Solaire : les grandes entreprises, un marché moteur

Le mouvement de l’autoconsommation d’énergie gagne les grands groupes : en installant par exemple des panneaux photovoltaïques sur leurs sites, ceux-ci sécurisent leur approvisionnement énergétique et s’affichent en leaders de la transition énergétique. Une aubaine pour le solaire… et la planète.

PPA

En Espagne, près de 90% des capacités solaires du pays ne sont pas issues de programmes subventionnés par l’État. Et cela n’est pas (seulement) dû à l’ensoleillement des plaines castillanes ou andalouses. Non, car comme l’explique le syndicat professionnel local du solaire, « le marché ne va pas attendre pour un nouveau programme de soutien. Avec le degré de compétitivité que nous avons, nous pouvons aller directement sur le marché via du pur commercial, ou nous pouvons rechercher des PPA ».

« PPA » : un boom attendu

PPA ? Derrière l’acronyme se dessine l’un des piliers de la production d’énergie solaire européenne des prochaines années. Les « PPA », pour Power Purchase Agreement, se définissent comme des contrats de longue durée (10 ou 20 ans, le plus souvent) par lesquels un consommateur achète directement son énergie auprès du producteur. Comme le notait en 2018 la Commission de Régulation de l’Énergie, les PPA font partie d’un plus vaste mouvement qui voit les consommateurs – particuliers ou professionnels – participer directement à la production d’énergie renouvelable. L’essor des « corporate PPA », c’est-à-dire ces contrats signés par des entreprises qui décident de recourir à de l’achat direct et/ou à produire elles-mêmes de l’énergie verte (PPA dits « locaux »), explique en partie pourquoi l’Espagne paraît confiante dans ses capacités de production à venir.

Ne représentant encore en 2013 qu’1 GWh d’énergie produites tous pays confondus, les corporate PPA représentaient déjà fin 2016 plus de 18 GW de capacités installées, dans le solaire ou l’éolien… Même si l’Europe, alors, ne représentait que 1% de ces capacités. « Le marché s’est lancé aux États-Unis, notamment sous l’impulsion des grands acteurs du numérique, qui ont été parmi les premiers à prendre l’engagement de s’alimenter à 100% en énergies renouvelables », observe ainsi Maxime Varin, Responsable de Projets au sein de VINCI Concessions, et porteur du projet SunMind, qui est accéléré par Leonard depuis le 1er octobre 2018.

L’autoconsommation à l’échelle des grands groupes

Le RE100 est l’initiative qui porte cet objectif. Lancée au milieu des années 2010 et rassemblant désormais 162 entreprises, d’Ikea à Walmart, de Microsoft au Crédit agricole, elle constitue un impressionnant vivier d’entreprises potentiellement intéressées par les corporate PPA. « Elles prennent conscience du rôle actif qu’elles doivent jouer. Et nous, nous les accompagnons dans cette démarche », note Maxime Varin. SunMind, qui ambitionne de « libérer le potentiel solaire des entreprises et collectivités », se propose de financer, construire et maintenir des centrales photovoltaïques sur des surfaces non-utilisées de clients corporate. L’intérêt pour ces derniers ? Au-delà de contribuer à la lutte contre le réchauffement climatique, cela leur permet d’acheter directement l’électricité produite par SunMind à un prix fixe sur le long terme, les protégeant ainsi de la volatilité des marchés.

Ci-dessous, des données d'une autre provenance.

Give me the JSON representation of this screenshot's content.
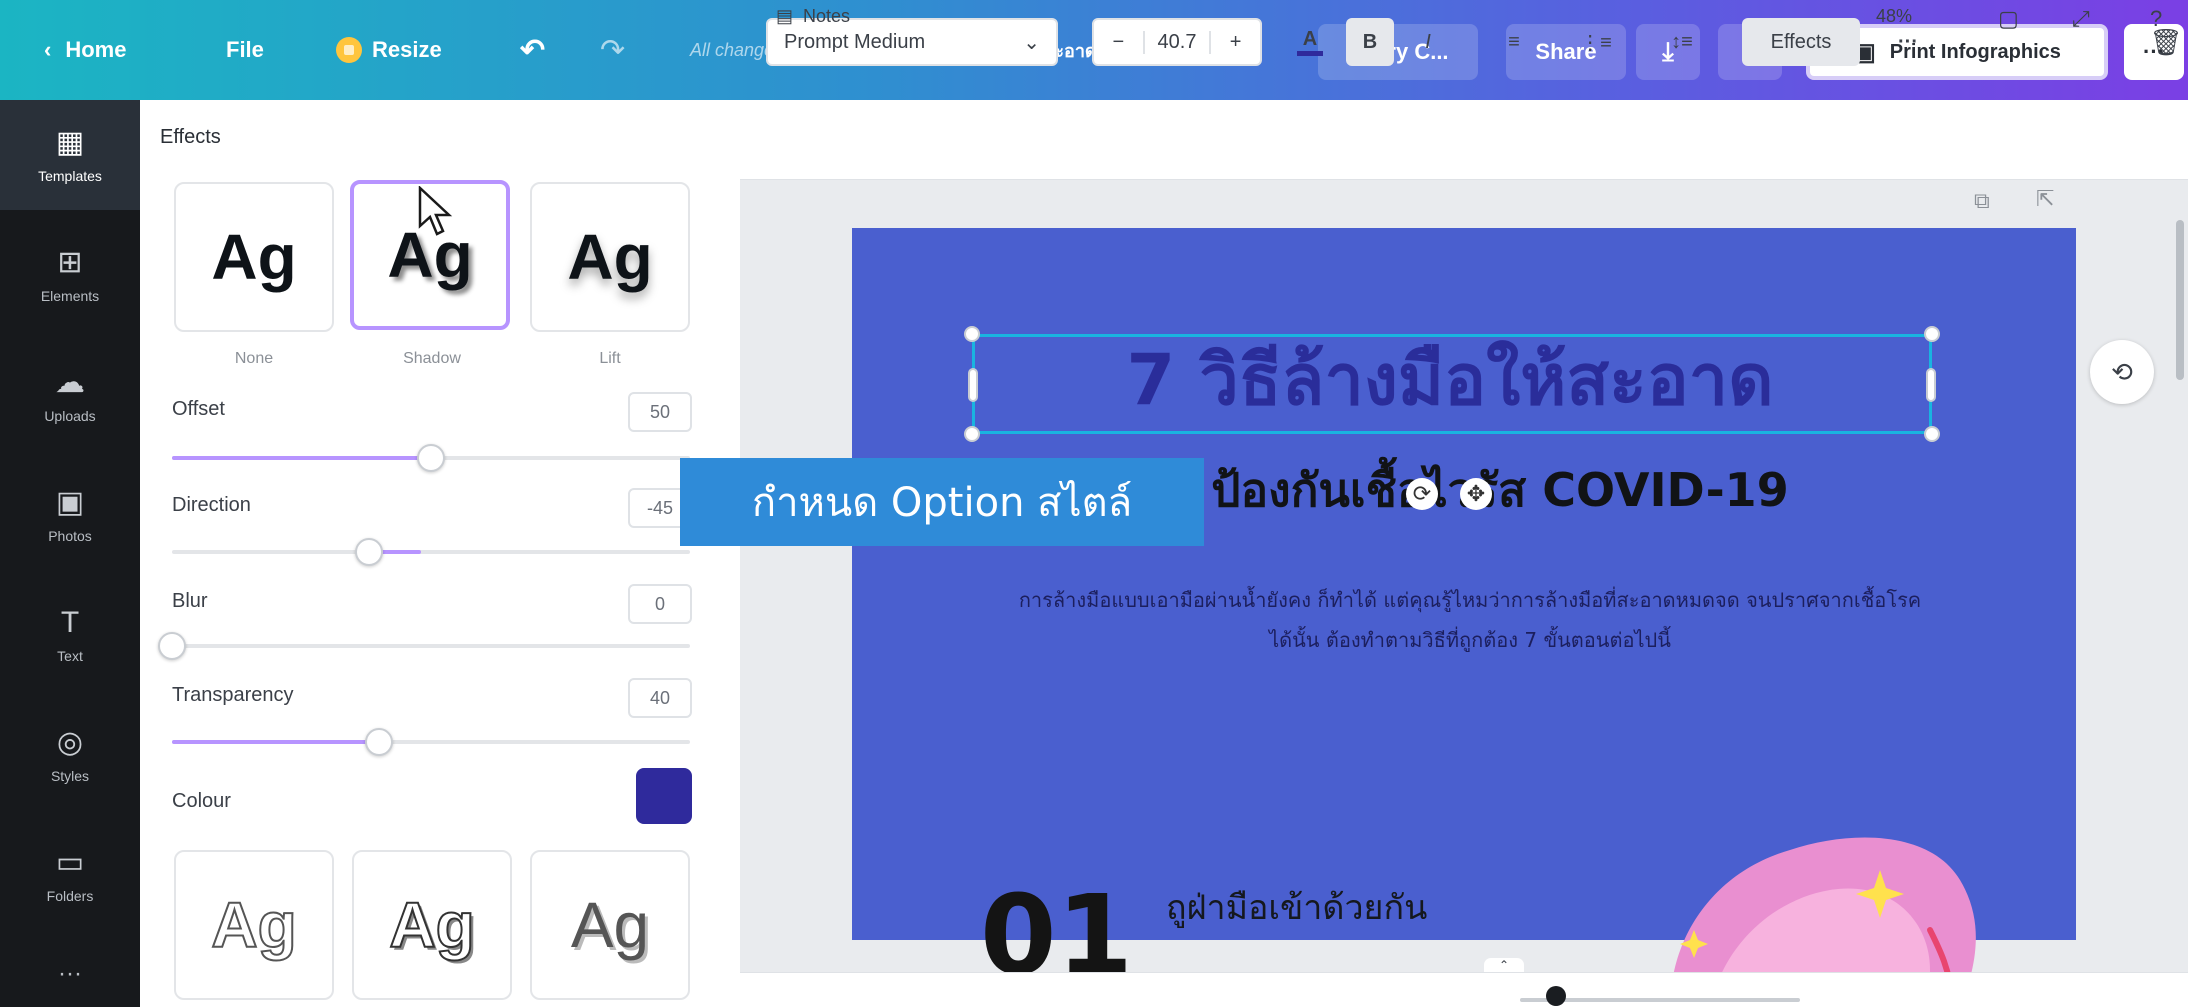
{
  "topbar": {
    "home": "Home",
    "file": "File",
    "resize": "Resize",
    "saved_status": "All changes saved",
    "doc_title": "7 วิธีล้างมือให้สะอาด ป้องกัน...",
    "try": "Try C...",
    "share": "Share",
    "print": "Print Infographics",
    "more": "···"
  },
  "rail": {
    "items": [
      {
        "label": "Templates",
        "icon": "templates-icon"
      },
      {
        "label": "Elements",
        "icon": "elements-icon"
      },
      {
        "label": "Uploads",
        "icon": "uploads-icon"
      },
      {
        "label": "Photos",
        "icon": "photos-icon"
      },
      {
        "label": "Text",
        "icon": "text-icon"
      },
      {
        "label": "Styles",
        "icon": "styles-icon"
      },
      {
        "label": "Folders",
        "icon": "folders-icon"
      },
      {
        "label": "···",
        "icon": "more-icon"
      }
    ]
  },
  "panel": {
    "title": "Effects",
    "styles_top": [
      {
        "sample": "Ag",
        "label": "None"
      },
      {
        "sample": "Ag",
        "label": "Shadow"
      },
      {
        "sample": "Ag",
        "label": "Lift"
      }
    ],
    "controls": [
      {
        "label": "Offset",
        "value": "50",
        "fraction": 0.5
      },
      {
        "label": "Direction",
        "value": "-45",
        "fraction": 0.38
      },
      {
        "label": "Blur",
        "value": "0",
        "fraction": 0.0
      },
      {
        "label": "Transparency",
        "value": "40",
        "fraction": 0.4
      }
    ],
    "colour_label": "Colour",
    "colour_value": "#2f2a9c",
    "styles_bottom": [
      {
        "sample": "Ag"
      },
      {
        "sample": "Ag"
      },
      {
        "sample": "Ag"
      }
    ]
  },
  "textbar": {
    "font": "Prompt Medium",
    "size": "40.7",
    "minus": "−",
    "plus": "+",
    "bold": "B",
    "italic": "I",
    "effects": "Effects",
    "more": "···"
  },
  "canvas": {
    "title": "7 วิธีล้างมือให้สะอาด",
    "subtitle": "ป้องกันเชื้อไวรัส COVID-19",
    "desc": "การล้างมือแบบเอามือผ่านน้ำยังคง ก็ทำได้ แต่คุณรู้ไหมว่าการล้างมือที่สะอาดหมดจด จนปราศจากเชื้อโรคได้นั้น ต้องทำตามวิธีที่ถูกต้อง 7 ขั้นตอนต่อไปนี้",
    "step_num": "01",
    "step_title": "ถูฝ่ามือเข้าด้วยกัน",
    "callout": "กำหนด Option สไตล์",
    "page_color": "#4a5fcf"
  },
  "bottombar": {
    "notes": "Notes",
    "zoom": "48%"
  }
}
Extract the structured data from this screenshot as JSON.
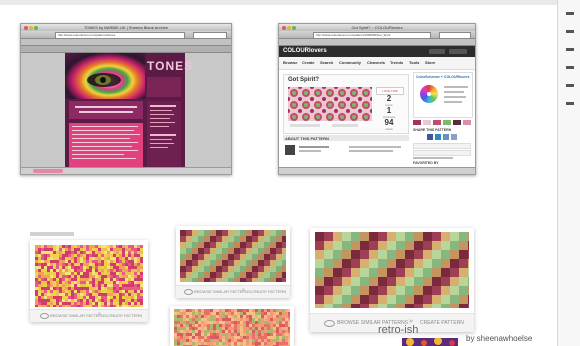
{
  "page": {
    "caption_retro": "retro-ish",
    "caption_by": "by sheenawhoelse"
  },
  "window_left": {
    "title": "TONES by BARBIE.UK | Sheena Blank Archive",
    "url": "http://www.colourlovers.com/patterns/tones",
    "site_banner": "TONES",
    "sidebar_header": "Categories",
    "colors": {
      "page_bg": "#5c1a46",
      "panel": "#8b2a63",
      "accent": "#e7528d"
    }
  },
  "window_right": {
    "title": "Got Spirit? :: COLOURlovers",
    "url": "http://www.colourlovers.com/pattern/1000000/Got_Spirit",
    "logo": "COLOURlovers",
    "nav": [
      "Browse",
      "Create",
      "Search",
      "Community",
      "Channels",
      "Trends",
      "Tools",
      "Store"
    ],
    "pattern_title": "Got Spirit?",
    "love_label": "LOVE THIS",
    "stats": [
      {
        "value": "2",
        "label": "loves"
      },
      {
        "value": "1",
        "label": "comment"
      },
      {
        "value": "94",
        "label": "views"
      }
    ],
    "about_heading": "ABOUT THIS PATTERN",
    "ad_logo": "ColorSchemer + COLOURlovers",
    "share_heading": "SHARE THIS PATTERN",
    "favorites_heading": "FAVORITED BY"
  },
  "cards": [
    {
      "browse": "BROWSE SIMILAR PATTERNS",
      "create": "CREATE PATTERN"
    },
    {
      "browse": "BROWSE SIMILAR PATTERNS",
      "create": "CREATE PATTERN"
    },
    {
      "browse": "BROWSE SIMILAR PATTERNS",
      "create": "CREATE PATTERN"
    }
  ]
}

Le coût de l’énergie solaire, de surcroît, chute, ce qui permet d’entrevoir dans plusieurs pays la fameuse « parité réseau » permettant au marché de se passer de subventions : la fin d’une époque. Pour SunMind, l’attaque de ce marché encore embryonnaire – qui s’annonce toutefois autant porteur que concurrentiel – se passe au Portugal.. Une première pour des corporate PPA dans ce pays, où, outre l’ensoleillement, l’environnement réglementaire semble propice à leur développement. Pour mener à bien ce premier projet, SunMind s’appuie sur son partenaire industriel Omexom, qui dispose d’une solide expérience dans la réalisation de centrales photovoltaïques. Les cadres réglementaires, dans la lignée des directives européennes, s’annoncent de plus en plus favorables à l’autoconsommation.

Comme l’affirme Maxime Varin, la tendance à se passer des fournisseurs traditionnels au bénéfice d’acteurs transversaux paraît inéluctable : “La chute du prix de l’énergie solaire et  des technologies de stockage, l’essor de l’électro-mobilité, mais également cette volonté collective de décarboner notre économie créent de nouveaux modèles d’affaire sur lesquels SunMind souhaite se positionner”.